Sometime when Kylo is old enough to be rebellious and a troublesome child, Luke decides to start a new Jedi academy. How many students he takes is unknown, but it appears to be about 20 (assuming half become the Knights of Ren). Ben appears to be in his late teens during the confrontation in the hut that ends in the destruction of the academy. My guess is that Ben was 15 when Luke started and 19 when he turned. So what did Luke do for those 15 years before that? He didn’t just do nothing. I’m sure he helped Leia build the Republic. He probably consolidated all the Jedi lore he could find before starting the school. We know what he did in the Legends timeline and I would assume since the new timeline is often very similar that his did something similar and went to Coruscant and scoured the Jedi Temple and whatever Palpatine had stolen from it. I would also imagine he encountered some of the failed Jedi (Like Kanan from Rebels). From his attitude in TLJ, it sounds like he found enough to train new students in the Jedi way. He learned that Palpatine was Darth Sideous indicating that he found some records from the last days of the purge or was informed by Yoda or Obi-wan.

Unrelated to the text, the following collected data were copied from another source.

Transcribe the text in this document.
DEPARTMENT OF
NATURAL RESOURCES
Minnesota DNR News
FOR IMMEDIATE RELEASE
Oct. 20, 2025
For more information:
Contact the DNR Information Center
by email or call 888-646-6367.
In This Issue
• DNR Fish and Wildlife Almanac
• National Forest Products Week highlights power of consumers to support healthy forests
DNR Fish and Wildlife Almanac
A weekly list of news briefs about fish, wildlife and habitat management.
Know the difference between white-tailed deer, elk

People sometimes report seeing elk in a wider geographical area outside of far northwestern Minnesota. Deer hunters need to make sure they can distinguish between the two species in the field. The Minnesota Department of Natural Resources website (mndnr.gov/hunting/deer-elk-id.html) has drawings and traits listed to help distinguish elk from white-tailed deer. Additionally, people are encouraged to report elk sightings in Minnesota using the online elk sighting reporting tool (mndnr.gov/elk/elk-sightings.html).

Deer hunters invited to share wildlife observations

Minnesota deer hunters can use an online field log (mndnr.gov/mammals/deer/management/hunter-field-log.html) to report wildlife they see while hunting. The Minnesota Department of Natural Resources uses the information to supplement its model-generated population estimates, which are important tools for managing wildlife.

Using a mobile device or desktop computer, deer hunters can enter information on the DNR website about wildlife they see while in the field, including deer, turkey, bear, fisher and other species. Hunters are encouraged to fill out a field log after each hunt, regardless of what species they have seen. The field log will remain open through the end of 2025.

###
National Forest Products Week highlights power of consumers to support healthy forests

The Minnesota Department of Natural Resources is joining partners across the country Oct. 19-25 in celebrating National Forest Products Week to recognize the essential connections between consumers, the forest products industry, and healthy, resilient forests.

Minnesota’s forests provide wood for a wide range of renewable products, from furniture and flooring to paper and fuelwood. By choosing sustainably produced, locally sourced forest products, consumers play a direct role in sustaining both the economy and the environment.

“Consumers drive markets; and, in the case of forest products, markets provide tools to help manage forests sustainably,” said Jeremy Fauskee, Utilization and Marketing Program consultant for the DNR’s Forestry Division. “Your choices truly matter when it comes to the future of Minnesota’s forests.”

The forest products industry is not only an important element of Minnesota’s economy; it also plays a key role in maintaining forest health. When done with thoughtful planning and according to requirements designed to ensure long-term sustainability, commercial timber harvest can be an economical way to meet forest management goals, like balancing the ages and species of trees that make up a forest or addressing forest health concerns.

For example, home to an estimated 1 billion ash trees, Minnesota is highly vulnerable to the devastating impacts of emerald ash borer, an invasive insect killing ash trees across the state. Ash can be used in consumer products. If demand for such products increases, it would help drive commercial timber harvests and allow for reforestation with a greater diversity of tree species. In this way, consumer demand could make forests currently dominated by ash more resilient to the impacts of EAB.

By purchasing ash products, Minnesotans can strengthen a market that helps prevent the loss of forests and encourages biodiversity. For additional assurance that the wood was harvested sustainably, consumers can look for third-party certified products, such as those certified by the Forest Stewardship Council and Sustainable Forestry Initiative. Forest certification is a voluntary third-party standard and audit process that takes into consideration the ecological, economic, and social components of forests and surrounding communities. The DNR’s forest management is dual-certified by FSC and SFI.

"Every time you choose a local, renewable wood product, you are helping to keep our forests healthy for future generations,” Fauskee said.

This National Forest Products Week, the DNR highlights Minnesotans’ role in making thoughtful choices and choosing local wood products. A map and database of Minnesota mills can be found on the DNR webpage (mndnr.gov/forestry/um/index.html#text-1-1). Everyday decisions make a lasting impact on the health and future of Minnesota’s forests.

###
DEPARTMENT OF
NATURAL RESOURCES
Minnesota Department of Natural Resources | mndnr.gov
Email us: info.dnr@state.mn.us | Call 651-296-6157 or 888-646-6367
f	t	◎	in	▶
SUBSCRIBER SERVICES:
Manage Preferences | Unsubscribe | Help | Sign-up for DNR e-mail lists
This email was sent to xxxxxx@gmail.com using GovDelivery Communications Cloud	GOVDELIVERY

Luke doesn’t appear to have had many failures before Kylo turned. Yoda and Obi-wan may have been his biggest advisors on his training program. The only thing we can say for certain, is that Luke and Yoda did not communicate AFTER Kylo’s turn. Luke blocked himself of, ran to Ach-To (maybe having to find it first) and hid, blocking himself of from the force. Either Yoda left him alone or couldn’t reach him. What is clear is that Luke learned a lot about the Jedi from before the purge and became very disillusioned with their methods. Yoda never disagrees with him, only tells him he should pass on his failures as a teaching tool to help Rey. I don’t think Yoda and Luke had been silence since ROTJ, just since Kylo’s fall.

I think it might be safe to say that Luke’s curmudgeonliness is likely the result of the same thing that led to Anakin’s fall - attachment. Kylo was his nephew. Luke as a new teacher could have also gotten very attached to his other students so when one half turned to the dark side and killed the other half, he went to a very dark place and let grief take over. I saw a Luke in need of healing and between Rey and Yoda they brought him back. The Luke we saw in ROTJ was riding high on success, but even so he turned dark when Vader threatened Leia. The old Jedi admonishment against attachment is not something he learned. So it is very consistent with his character for him to become attached to his students, especially his nephew and that attachment would derail him as easily as Vader did in threatening to turn Leia. The grief knocks aside all his success and defeatist Luke is back. And this ties in to Kylo’s story. Kylo is trying to be this big dark bad guy so he kills his father (it is Kylo’s belief that the past must die - I have no idea why people ascribe this to Rian Johnson and the entire story of TLJ). But in so doing, he is more of a wreck than ever. And given the opportunity, he can’t even fire on his mother. Only in Killing Snoke does his resolve become clear and all doubt melt away. But Kylo, like Luke and Anakin, has attachment as a weakness. Skywalkers seem to be attached to their family. Suddenly Rey seeming to be a nobody isn’t such a bad or strange thing. She is an anti-Kylo. No attachments, no family, no urge to turn to the dark side (where Kylo idolizes his grandfather and is trying to be dark and evil and not doing an incredibly good job of it). My early prediction for the finale of IX is that she and Kylo will turn out to be yin/yang for the force and end up forming a new Jedi order together.